L'homme : Monsieur, je vous dis : "Bonjour". J'ai vu là-bas quelqu'un qui m'a laissé entendre que vous ne pouviez pas me voir.
Je comprends maintenant pourquoi.
(L'employé aux écritures retire la main de ses yeux.)
L'employé aux écritures : Vous n'êtes pas complètement dans le faux. Un seul regard et tout est compris, jusqu'à preuve du contraire. Je vous réponds : "Bonjour
monsieur". On peut me reprocher de parfois mal ou ne pas pouvoir voir, mais j'entends. Alors comme ça, c'est vous qui mettez la gomme dans les autocars ? Rassurez-vous : il y a pire ! Certains ne
vivent que pour bouler des perroquets et d'autres ne peuvent exister que dans le culte du souvenir d'un vibrant samedi soir...
L'homme (Le fournisseur de pneus des autocaristes) : Nous sommes ton sur ton. Mais, si je suis fournisseur de pneus des autocaristes, je suis aussi autocariste. C'est plus
commode, même si c'est plus crevant. Savez-vous pourquoi j'ai choisi ce métier ?
L'employé aux écritures : Non, mais je serai curieux de le savoir.
Le fournisseur de pneus des autocaristes : Quand j'étais petit, ma mère m'a offert un rutilant autobus en plastique rouge et blanc. Ca aurait pu être un camion de pompiers
flambant neuf -flambant neuf- mais non, moi, ce que je voulais, c'était ce que je voyais dans la main de tous mes copains : un autobus.
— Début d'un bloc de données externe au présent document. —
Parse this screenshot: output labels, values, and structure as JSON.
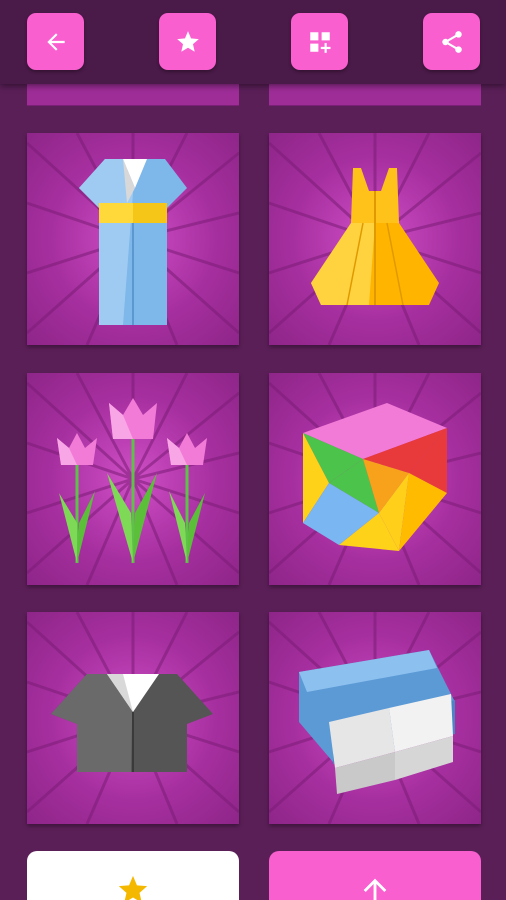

Donc, ma mère m'en acheté un, tout pareil à ceux des
autres. Tout pareil, c'est vite dit... Avec les autres, on organisait des voyages sur les dunes du bac à sable. Et puis un jour, j'ai perdu le contrôle de mon autobus, et celui-ci a capoté. Dans
son ventre tout creux, on a pu voir la marque de fabrique : dans le plastique, il y avait gravé "Manufactura de juguetes. Granada." Mais la matière avait coulé, avait bavé, puis s'était
figée pour l'éternité. Le "j" de juguetes était déformé ; c'en était comique. Avec les copains-chauffeurs, on a bien rigolé. On a regardé les autres autobus. Mais tous avaient un "j" bien droit.
Seul le mien présentait un défaut de fabrication. J'étais à la fois très gêné et très fier. Parce que, malgré tout, il roulait bien, mon 500 grammes, fallait voir ça... D'ailleurs, un jour, on me
l'a volé. Vous dire que j'en ai pas eu gros sur le coeur serait trahir la vérité. Et puis, nous avons grandi. Mais je n'ai pas oublié. Quelques années plus tard, alors que je me promenais dans
les bois, pendant que le loup n'y était pas, mon coeur, même ballant, même pesant, a battu la chamade. Sous un roncier, j'ai revu mon autobus. Ou plutôt ce qu'il en restait : une carcasse privée
de ses roues. Il servait de repaire à des escargots. Mon très cher objet de mon enfance, mon petit frère, qui n'êtes plus aux essieux, est-ce bien vous ? En tremblant, je l'ai pris dans ma main
et, dans un scénario-catastrophe, je l'ai renversé, mais très vite ; tant pis, demain, on lirait dans la presse : "Un autobus se renverse : 25 petits-gris qui partaient en pèlerinage fortement
commotionnés". Tout s'est pourtant passé très vite, monsieur le commissaire... Juste le temps de revoir cette lettre boursouflée... Vous ne pouvez pas comprendre.... Le "j" de ma jeunesse. Le "j"
de "Je n'ai rien oublié". C'était bien lui. Voilà pourquoi, monsieur, je suis devenu ce que je suis. En souvenir de cet autobus que d'autres avaient raté.
L'employé aux écritures : Je crains de ne pouvoir vous être utile. Là où d'autres ont des petits vélos, dans la tête, vous, vous avez un autobus. C'est fou tout ce qui circule
là-dedans... Chacun sa pointure... Si vous saviez ce qui trotte dans la mienne... vous seriez dépassé. Que me demandiez-vous au juste au départ ?
Le fournisseur de pneus des autocaristes : Si vous n'aviez pas une petite idée, vous qui êtes chargé d'en avoir, sur la destination de mes prochains voyages. Juste une
petite idée.
L'employé aux écritures : Pas la moindre. Elle sont noires.
(L'employé aux écritures a remis sa main sur ses yeux.